Deutschland bietet internationalen Verkäufern enorme Geschäftsmöglichkeiten.

Gleichzeitig sollten Unternehmen sicherstellen, dass sie die wichtigsten gesetzlichen Anforderungen verstehen, bevor sie mit dem Verkauf beginnen.

Dazu gehören insbesondere:

✅ Verpackungsgesetz (VerpackG)

✅ LUCID-Registrierung

✅ Verpackungslizenzierung

✅ Umsatzsteuerpflichten

✅ EPR-Anforderungen (Verpackungen, Elektrogeräte, Batterien, Einwegkunststofffonds)

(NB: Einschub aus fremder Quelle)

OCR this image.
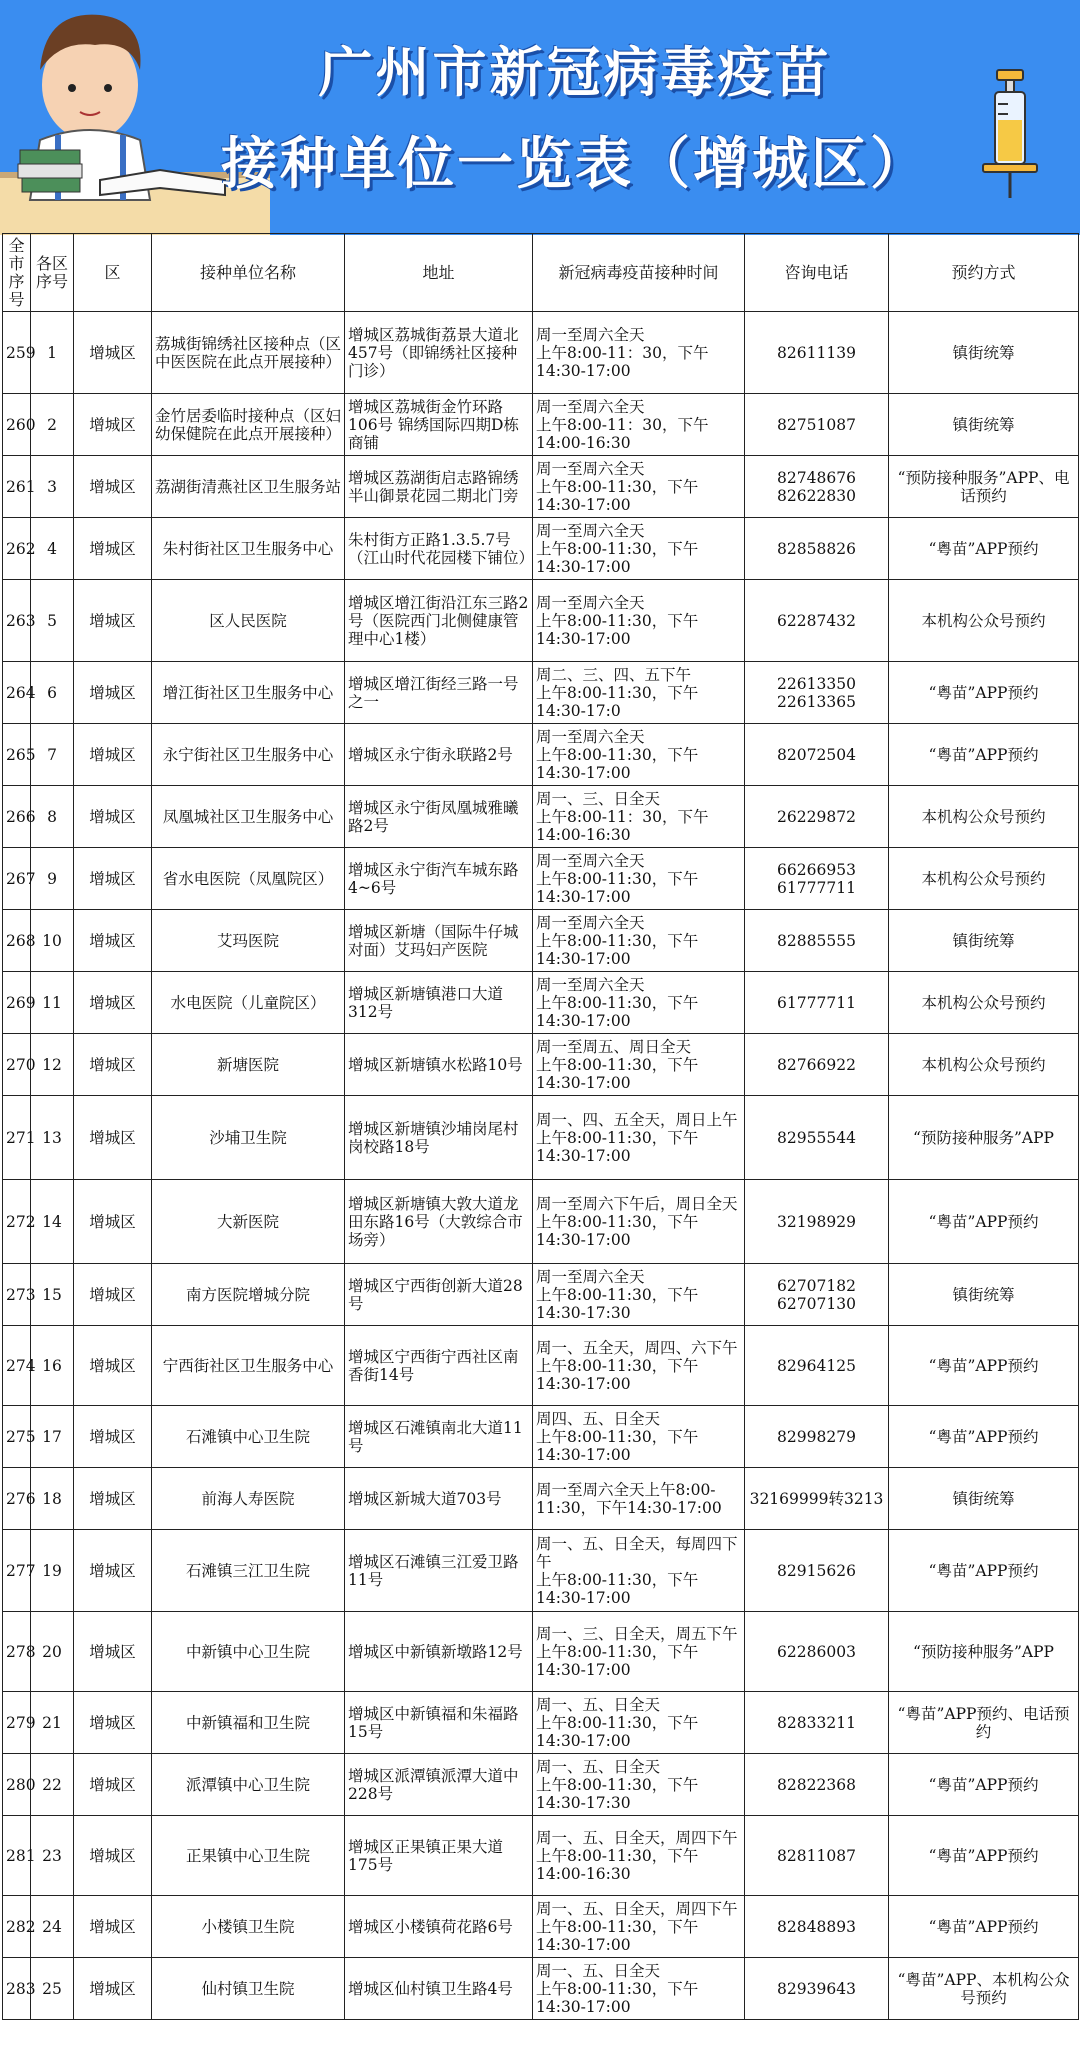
广州市新冠病毒疫苗
接种单位一览表（增城区）
全市序号	各区序号	区	接种单位名称	地址	新冠病毒疫苗接种时间	咨询电话	预约方式
259	1	增城区	荔城街锦绣社区接种点（区中医医院在此点开展接种）	增城区荔城街荔景大道北457号（即锦绣社区接种门诊）	周一至周六全天
上午8:00-11：30，下午14:30-17:00	82611139	镇街统筹
260	2	增城区	金竹居委临时接种点（区妇幼保健院在此点开展接种）	增城区荔城街金竹环路106号 锦绣国际四期D栋商铺	周一至周六全天
上午8:00-11：30，下午14:00-16:30	82751087	镇街统筹
261	3	增城区	荔湖街清燕社区卫生服务站	增城区荔湖街启志路锦绣半山御景花园二期北门旁	周一至周六全天
上午8:00-11:30，下午14:30-17:00	82748676
82622830	“预防接种服务”APP、电话预约
262	4	增城区	朱村街社区卫生服务中心	朱村街方正路1.3.5.7号（江山时代花园楼下铺位）	周一至周六全天
上午8:00-11:30，下午14:30-17:00	82858826	“粤苗”APP预约
263	5	增城区	区人民医院	增城区增江街沿江东三路2号（医院西门北侧健康管理中心1楼）	周一至周六全天
上午8:00-11:30，下午14:30-17:00	62287432	本机构公众号预约
264	6	增城区	增江街社区卫生服务中心	增城区增江街经三路一号之一	周二、三、四、五下午
上午8:00-11:30，下午14:30-17:0	22613350
22613365	“粤苗”APP预约
265	7	增城区	永宁街社区卫生服务中心	增城区永宁街永联路2号	周一至周六全天
上午8:00-11:30，下午14:30-17:00	82072504	“粤苗”APP预约
266	8	增城区	凤凰城社区卫生服务中心	增城区永宁街凤凰城雅曦路2号	周一、三、日全天
上午8:00-11：30，下午14:00-16:30	26229872	本机构公众号预约
267	9	增城区	省水电医院（凤凰院区）	增城区永宁街汽车城东路4~6号	周一至周六全天
上午8:00-11:30，下午14:30-17:00	66266953
61777711	本机构公众号预约
268	10	增城区	艾玛医院	增城区新塘（国际牛仔城对面）艾玛妇产医院	周一至周六全天
上午8:00-11:30，下午14:30-17:00	82885555	镇街统筹
269	11	增城区	水电医院（儿童院区）	增城区新塘镇港口大道312号	周一至周六全天
上午8:00-11:30，下午14:30-17:00	61777711	本机构公众号预约
270	12	增城区	新塘医院	增城区新塘镇水松路10号	周一至周五、周日全天
上午8:00-11:30，下午14:30-17:00	82766922	本机构公众号预约
271	13	增城区	沙埔卫生院	增城区新塘镇沙埔岗尾村岗校路18号	周一、四、五全天，周日上午
上午8:00-11:30，下午14:30-17:00	82955544	“预防接种服务”APP
272	14	增城区	大新医院	增城区新塘镇大敦大道龙田东路16号（大敦综合市场旁）	周一至周六下午后，周日全天
上午8:00-11:30，下午14:30-17:00	32198929	“粤苗”APP预约
273	15	增城区	南方医院增城分院	增城区宁西街创新大道28号	周一至周六全天
上午8:00-11:30，下午14:30-17:30	62707182
62707130	镇街统筹
274	16	增城区	宁西街社区卫生服务中心	增城区宁西街宁西社区南香街14号	周一、五全天，周四、六下午
上午8:00-11:30，下午14:30-17:00	82964125	“粤苗”APP预约
275	17	增城区	石滩镇中心卫生院	增城区石滩镇南北大道11号	周四、五、日全天
上午8:00-11:30，下午14:30-17:00	82998279	“粤苗”APP预约
276	18	增城区	前海人寿医院	增城区新城大道703号	周一至周六全天上午8:00-11:30，下午14:30-17:00	32169999转3213	镇街统筹
277	19	增城区	石滩镇三江卫生院	增城区石滩镇三江爱卫路11号	周一、五、日全天，每周四下午
上午8:00-11:30，下午14:30-17:00	82915626	“粤苗”APP预约
278	20	增城区	中新镇中心卫生院	增城区中新镇新墩路12号	周一、三、日全天，周五下午
上午8:00-11:30，下午14:30-17:00	62286003	“预防接种服务”APP
279	21	增城区	中新镇福和卫生院	增城区中新镇福和朱福路15号	周一、五、日全天
上午8:00-11:30，下午14:30-17:00	82833211	“粤苗”APP预约、电话预约
280	22	增城区	派潭镇中心卫生院	增城区派潭镇派潭大道中228号	周一、五、日全天
上午8:00-11:30，下午14:30-17:30	82822368	“粤苗”APP预约
281	23	增城区	正果镇中心卫生院	增城区正果镇正果大道175号	周一、五、日全天，周四下午
上午8:00-11:30，下午14:00-16:30	82811087	“粤苗”APP预约
282	24	增城区	小楼镇卫生院	增城区小楼镇荷花路6号	周一、五、日全天，周四下午
上午8:00-11:30，下午14:30-17:00	82848893	“粤苗”APP预约
283	25	增城区	仙村镇卫生院	增城区仙村镇卫生路4号	周一、五、日全天
上午8:00-11:30，下午14:30-17:00	82939643	“粤苗”APP、本机构公众号预约
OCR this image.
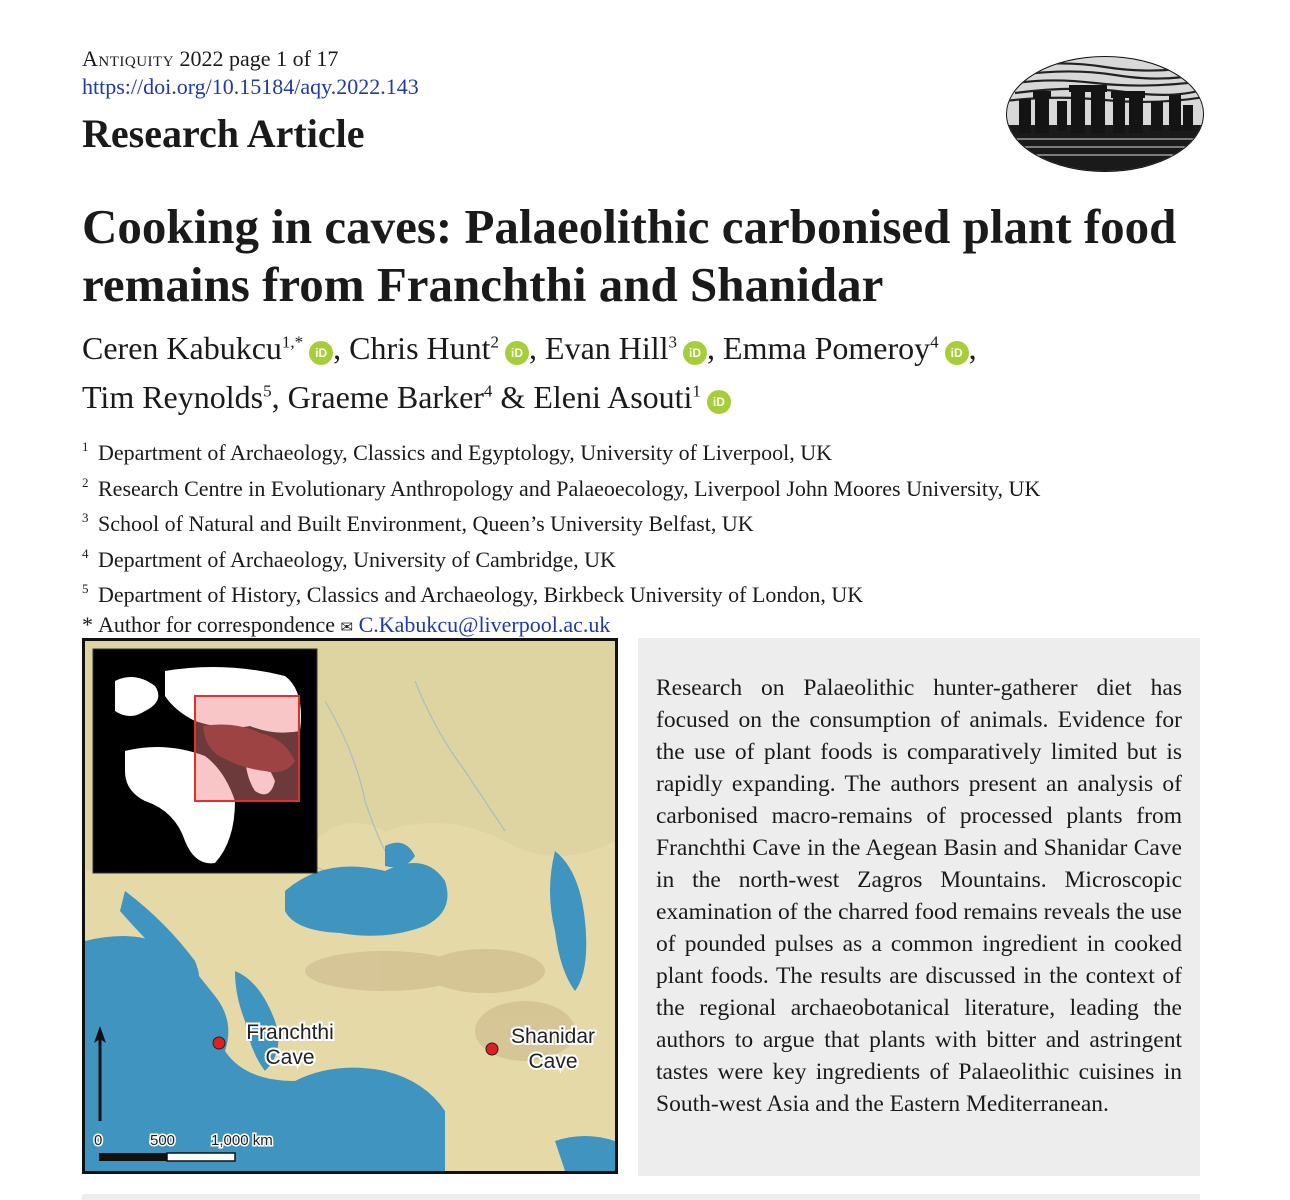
Antiquity 2022 page 1 of 17
https://doi.org/10.15184/aqy.2022.143
Research Article
Cooking in caves: Palaeolithic carbonised plant food remains from Franchthi and Shanidar
Ceren Kabukcu$^{1,*}$iD , Chris Hunt$^2$iD , Evan Hill$^3$iD , Emma Pomeroy$^4$iD ,
Tim Reynolds$^5$, Graeme Barker$^4$ & Eleni Asouti$^1$iD
$^1$ Department of Archaeology, Classics and Egyptology, University of Liverpool, UK
$^2$ Research Centre in Evolutionary Anthropology and Palaeoecology, Liverpool John Moores University, UK
$^3$ School of Natural and Built Environment, Queen’s University Belfast, UK
$^4$ Department of Archaeology, University of Cambridge, UK
$^5$ Department of History, Classics and Archaeology, Birkbeck University of London, UK
* Author for correspondence ✉ C.Kabukcu@liverpool.ac.uk
Franchthi
Cave
Shanidar
Cave
0	500 1,000 km

Research on Palaeolithic hunter-gatherer diet has focused on the consumption of animals. Evidence for the use of plant foods is comparatively limited but is rapidly expanding. The authors present an analysis of carbonised macro-remains of processed plants from Franchthi Cave in the Aegean Basin and Shanidar Cave in the north-west Zagros Mountains. Microscopic examination of the charred food remains reveals the use of pounded pulses as a common ingredient in cooked plant foods. The results are discussed in the context of the regional archaeobotanical literature, leading the authors to argue that plants with bitter and astringent tastes were key ingredients of Palaeolithic cuisines in South-west Asia and the Eastern Mediterranean.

✅ Produktsicherheitsvorschriften

✅ Verbraucherschutzrecht

✅ Impressumspflicht

✅ Datenschutz (DSGVO)

✅ Produktspezifische Vorschriften

Viele Verkäufer investieren Monate in die Produktauswahl und Marketingstrategien, beschäftigen sich jedoch erst mit Compliance-Themen, wenn Probleme auftreten.

Wer die deutschen Vorschriften bereits vor dem Markteintritt berücksichtigt, kann kostspielige Fehler, Verzögerungen und Marktplatzsperrungen vermeiden und sich auf das Wesentliche konzentrieren: den erfolgreichen Verkauf seiner Produkte.